BERNARDO GARRIGÓS SIRVENT, CRONISTA OFICIAL DE LA CIUDAD DE
XIXONA
D. José Belda Domínguez vino al mundo en la ciudad
valenciana de Bocairent el 11 de agosto
de 1890. Fue en esta ciudad donde aprendió las primeras letras y se despertó su
vocación sacerdotal.
Tras realizar su carrera eclesiástica en Valencia cantó su
primera misa el 1 de abril de 1914 en la iglesia Parroquial de la Santa Cruz de
Valencia. Durante sus primeros años desempeñó sus funciones sacerdotales por
diferentes parroquias de la provincia de Valencia.
En 1922 fue trasladado a la parroquia de Ntra. Sra. de la Asunción de Penáguila.
Allí comenzaría a recoger fósiles por el campo llegando a conseguir una
importante colección de carácter comarcal.
Sin embargo, será su llegada, a finales de 1925, a la parroquia
de Torremanzanas, cuando se despierte su afición por la arqueología. Poco a
poco comienza a realizar diferentes prospecciones arqueológicas por los
alrededores de la villa y a principios de 1926 descubre su primer yacimiento:
el penyò del Comanador, al que rápidamente siguió el hallazgo de unos fondos de
cabañas (silos prehistóricos) en diferentes puntos del casco urbano.

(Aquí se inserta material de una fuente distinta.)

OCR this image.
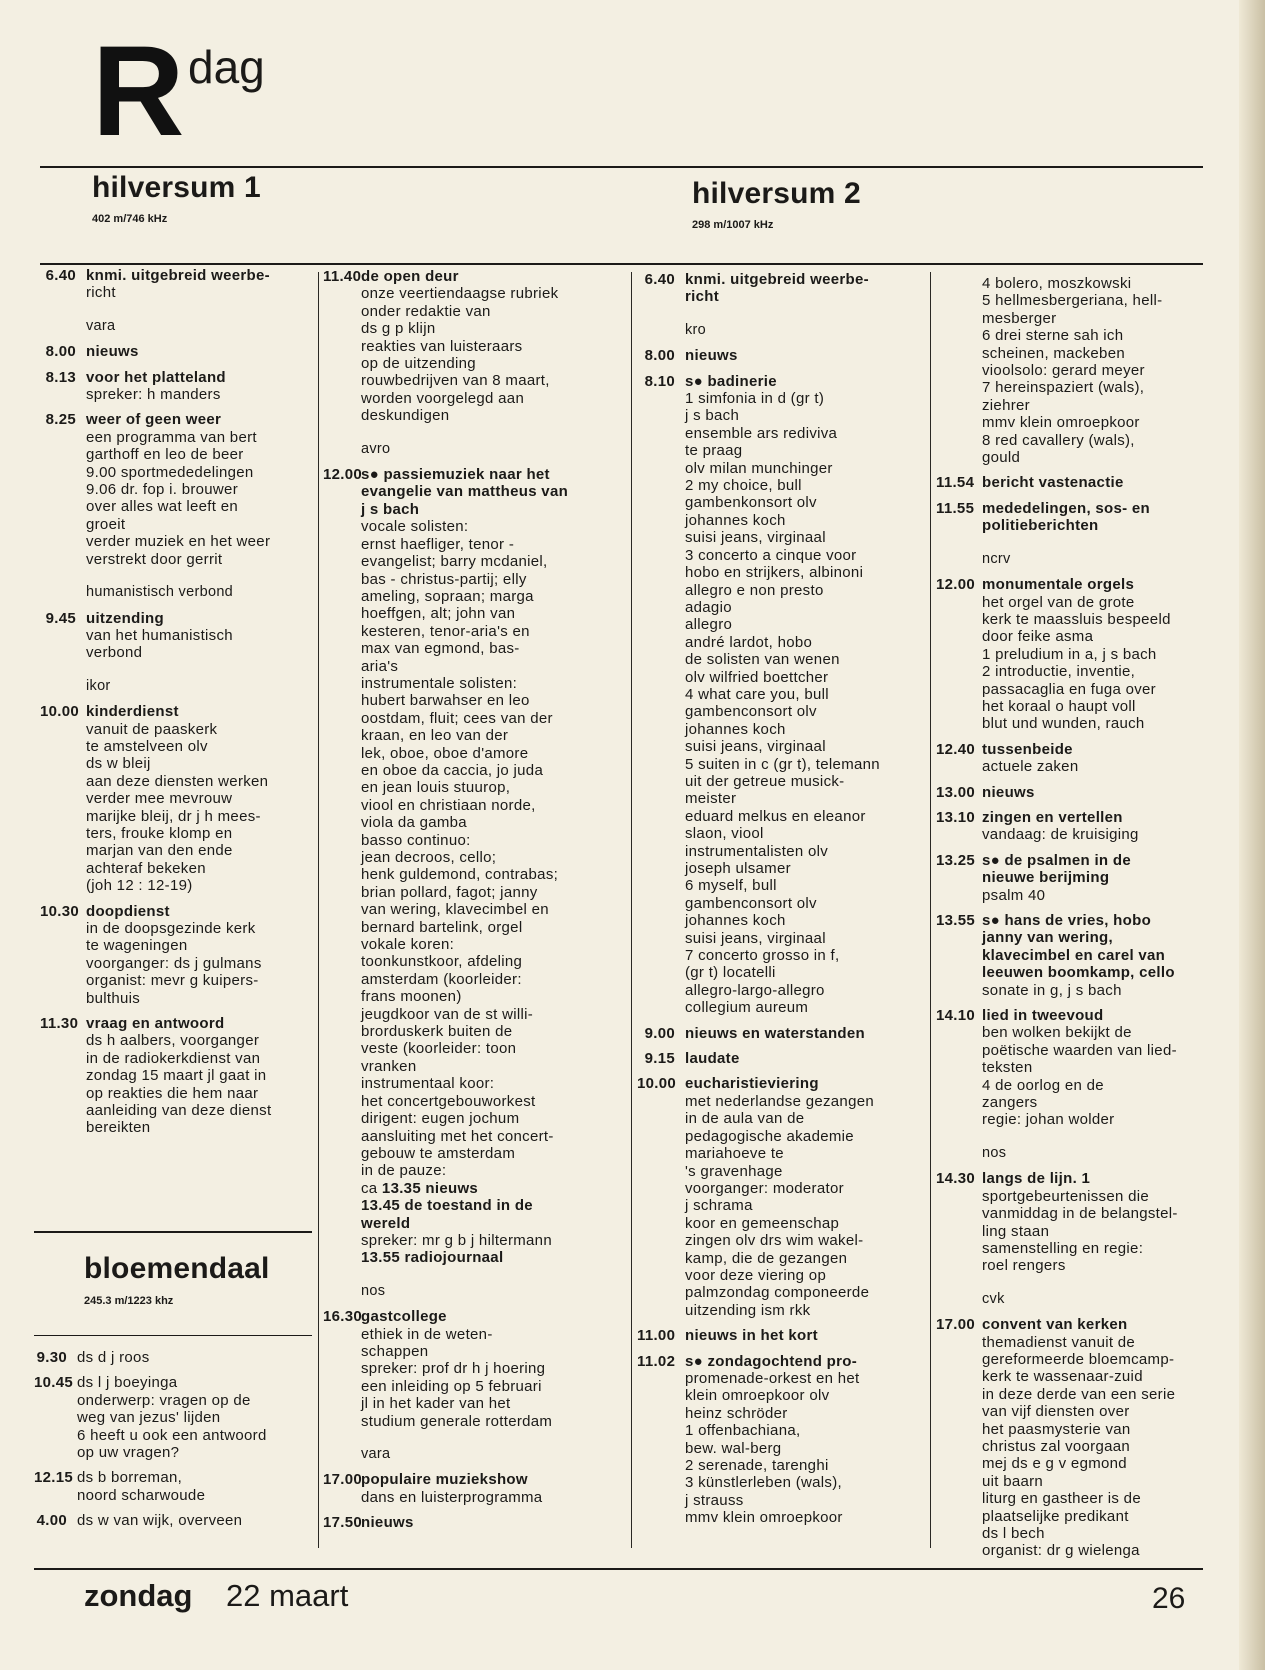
R dag
hilversum 1
402 m/746 kHz
hilversum 2
298 m/1007 kHz
6.40 knmi. uitgebreid weerbe-
richt
vara
8.00 nieuws
8.13 voor het platteland
spreker: h manders
8.25 weer of geen weer
een programma van bert
garthoff en leo de beer
9.00 sportmededelingen
9.06 dr. fop i. brouwer
over alles wat leeft en
groeit
verder muziek en het weer
verstrekt door gerrit
humanistisch verbond
9.45 uitzending
van het humanistisch
verbond
ikor
10.00 kinderdienst
vanuit de paaskerk
te amstelveen olv
ds w bleij
aan deze diensten werken
verder mee mevrouw
marijke bleij, dr j h mees-
ters, frouke klomp en
marjan van den ende
achteraf bekeken
(joh 12 : 12-19)
10.30 doopdienst
in de doopsgezinde kerk
te wageningen
voorganger: ds j gulmans
organist: mevr g kuipers-
bulthuis
11.30 vraag en antwoord
ds h aalbers, voorganger
in de radiokerkdienst van
zondag 15 maart jl gaat in
op reakties die hem naar
aanleiding van deze dienst
bereikten
bloemendaal
245.3 m/1223 khz
9.30 ds d j roos
10.45 ds l j boeyinga
onderwerp: vragen op de
weg van jezus' lijden
6 heeft u ook een antwoord
op uw vragen?
12.15 ds b borreman,
noord scharwoude
4.00 ds w van wijk, overveen
11.40 de open deur
onze veertiendaagse rubriek
onder redaktie van
ds g p klijn
reakties van luisteraars
op de uitzending
rouwbedrijven van 8 maart,
worden voorgelegd aan
deskundigen
avro
12.00
s● passiemuziek naar het
evangelie van mattheus van
j s bach
vocale solisten:
ernst haefliger, tenor -
evangelist; barry mcdaniel,
bas - christus-partij; elly
ameling, sopraan; marga
hoeffgen, alt; john van
kesteren, tenor-aria's en
max van egmond, bas-
aria's
instrumentale solisten:
hubert barwahser en leo
oostdam, fluit; cees van der
kraan, en leo van der
lek, oboe, oboe d'amore
en oboe da caccia, jo juda
en jean louis stuurop,
viool en christiaan norde,
viola da gamba
basso continuo:
jean decroos, cello;
henk guldemond, contrabas;
brian pollard, fagot; janny
van wering, klavecimbel en
bernard bartelink, orgel
vokale koren:
toonkunstkoor, afdeling
amsterdam (koorleider:
frans moonen)
jeugdkoor van de st willi-
brorduskerk buiten de
veste (koorleider: toon
vranken
instrumentaal koor:
het concertgebouworkest
dirigent: eugen jochum
aansluiting met het concert-
gebouw te amsterdam
in de pauze:
ca 13.35 nieuws
13.45 de toestand in de
wereld
spreker: mr g b j hiltermann
13.55 radiojournaal
nos
16.30
gastcollege
ethiek in de weten-
schappen
spreker: prof dr h j hoering
een inleiding op 5 februari
jl in het kader van het
studium generale rotterdam
vara
17.00
populaire muziekshow
dans en luisterprogramma
17.50
nieuws
6.40 knmi. uitgebreid weerbe-
richt
kro
8.00 nieuws
8.10 s● badinerie
1 simfonia in d (gr t)
j s bach
ensemble ars rediviva
te praag
olv milan munchinger
2 my choice, bull
gambenkonsort olv
johannes koch
suisi jeans, virginaal
3 concerto a cinque voor
hobo en strijkers, albinoni
allegro e non presto
adagio
allegro
andré lardot, hobo
de solisten van wenen
olv wilfried boettcher
4 what care you, bull
gambenconsort olv
johannes koch
suisi jeans, virginaal
5 suiten in c (gr t), telemann
uit der getreue musick-
meister
eduard melkus en eleanor
slaon, viool
instrumentalisten olv
joseph ulsamer
6 myself, bull
gambenconsort olv
johannes koch
suisi jeans, virginaal
7 concerto grosso in f,
(gr t) locatelli
allegro-largo-allegro
collegium aureum
9.00 nieuws en waterstanden
9.15 laudate
10.00 eucharistieviering
met nederlandse gezangen
in de aula van de
pedagogische akademie
mariahoeve te
's gravenhage
voorganger: moderator
j schrama
koor en gemeenschap
zingen olv drs wim wakel-
kamp, die de gezangen
voor deze viering op
palmzondag componeerde
uitzending ism rkk
11.00 nieuws in het kort
11.02 s● zondagochtend pro-
promenade-orkest en het
klein omroepkoor olv
heinz schröder
1 offenbachiana,
bew. wal-berg
2 serenade, tarenghi
3 künstlerleben (wals),
j strauss
mmv klein omroepkoor
4 bolero, moszkowski
5 hellmesbergeriana, hell-
mesberger
6 drei sterne sah ich
scheinen, mackeben
vioolsolo: gerard meyer
7 hereinspaziert (wals),
ziehrer
mmv klein omroepkoor
8 red cavallery (wals),
gould
11.54 bericht vastenactie
11.55 mededelingen, sos- en
politieberichten
ncrv
12.00 monumentale orgels
het orgel van de grote
kerk te maassluis bespeeld
door feike asma
1 preludium in a, j s bach
2 introductie, inventie,
passacaglia en fuga over
het koraal o haupt voll
blut und wunden, rauch
12.40 tussenbeide
actuele zaken
13.00 nieuws
13.10 zingen en vertellen
vandaag: de kruisiging
13.25 s● de psalmen in de
nieuwe berijming
psalm 40
13.55 s● hans de vries, hobo
janny van wering,
klavecimbel en carel van
leeuwen boomkamp, cello
sonate in g, j s bach
14.10 lied in tweevoud
ben wolken bekijkt de
poëtische waarden van lied-
teksten
4 de oorlog en de
zangers
regie: johan wolder
nos
14.30 langs de lijn. 1
sportgebeurtenissen die
vanmiddag in de belangstel-
ling staan
samenstelling en regie:
roel rengers
cvk
17.00 convent van kerken
themadienst vanuit de
gereformeerde bloemcamp-
kerk te wassenaar-zuid
in deze derde van een serie
van vijf diensten over
het paasmysterie van
christus zal voorgaan
mej ds e g v egmond
uit baarn
liturg en gastheer is de
plaatselijke predikant
ds l bech
organist: dr g wielenga
zondag 22 maart	26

En agosto de 1927 realizó unas excavaciones en el yacimiento
de la villa Edelmira, conocida popularmente como la Foya de Cortés. Con el
material que va consiguiendo de sus prospecciones y primeras excavaciones
arqueológicas crea un pequeño museo en el salón rectoral de la Casa Abadía de
Torremanzanas.
Rápidamente amplia su campo de actuación hacia la vecina
ciudad de Xixona. En la primavera o en el verano de 1928 prospectó el
yacimiento ibérico de la Solaneta de Nutxes. Su estudio verá la luz en tres
artículos publicados en el periódico La Voz de Levante en julio y agosto de
dicho año.
En septiembre de 1928, y gracias a la ayuda de unos
labriegos, descubre la cova de la
Barsella.https://www.marqalicante.com/contenido/publicaciones/pub_30.pdf Allí
realiza su primera gran excavación entre finales de 1928 y 1930. Sus hallazgos
fueron publicados en dos memorias descriptivas enviadas a la Junta Superior de
Excavaciones.
En 1931, con la llegada de la República, y ante un cierto clima de tensión producido
en Torremanzanas decidió trasladarse a la capital provincial. Fue adscrito a la
Iglesia de Santa María, haciéndose cargo de una antigua capellanía. Con él,
marchó de Torremanzanas su amplia colección de piezas arqueológicas. El 30 de
diciembre de ese mismo año donó todos sus fondos a la Comisión Provincial de
Monumentos Históricos y Artísticos, quien desde 1924 estaba recabando
materiales para fundar un museo.
El 17 de enero de 1932 el presidente de la República, Niceto
Alcalá Zamora, ante el presidente de la Diputación y el presidente de la
Comisión Provincial de Monumentos Históricos y Artísticos inauguró el Museo
Provincial. Institución que nació con dos secciones: una de Arqueología y otra
de Bellas Artes. A finales de 1933 Francisco Figueras Pacheco propuso que el
padre José Belda fuera nombrado Director del Museo, sin embargo no existió un
acuerdo entre la Comisión Provincial de Monumentos Históricos y Artísticos y la
Diputación Provincial. A mediados de 1934 se hace evidente el desacuerdo
existente entre el padre Belda y el presidente de dicha comisión, José
Guardiola por las irregularidades cometidas por el primero en la gestión de los
permisos oportunos para la realización de excavaciones. Ello provoca la
dimisión de José Belda como vocal de dicha comisión.
El 20 de febrero de 1935 la Comisión Provincial Gestora
decide nombrar a Joaquín de Rojas, director-conservador del Museo Provincial,
con carácter honorario y gratuito. Finalmente la institución provincial se
decide a sacar a concurso la plaza, que es lograda por Joaquín de Rojas. Éste
tomó posesión de su cargo el 30 de septiembre de 1935.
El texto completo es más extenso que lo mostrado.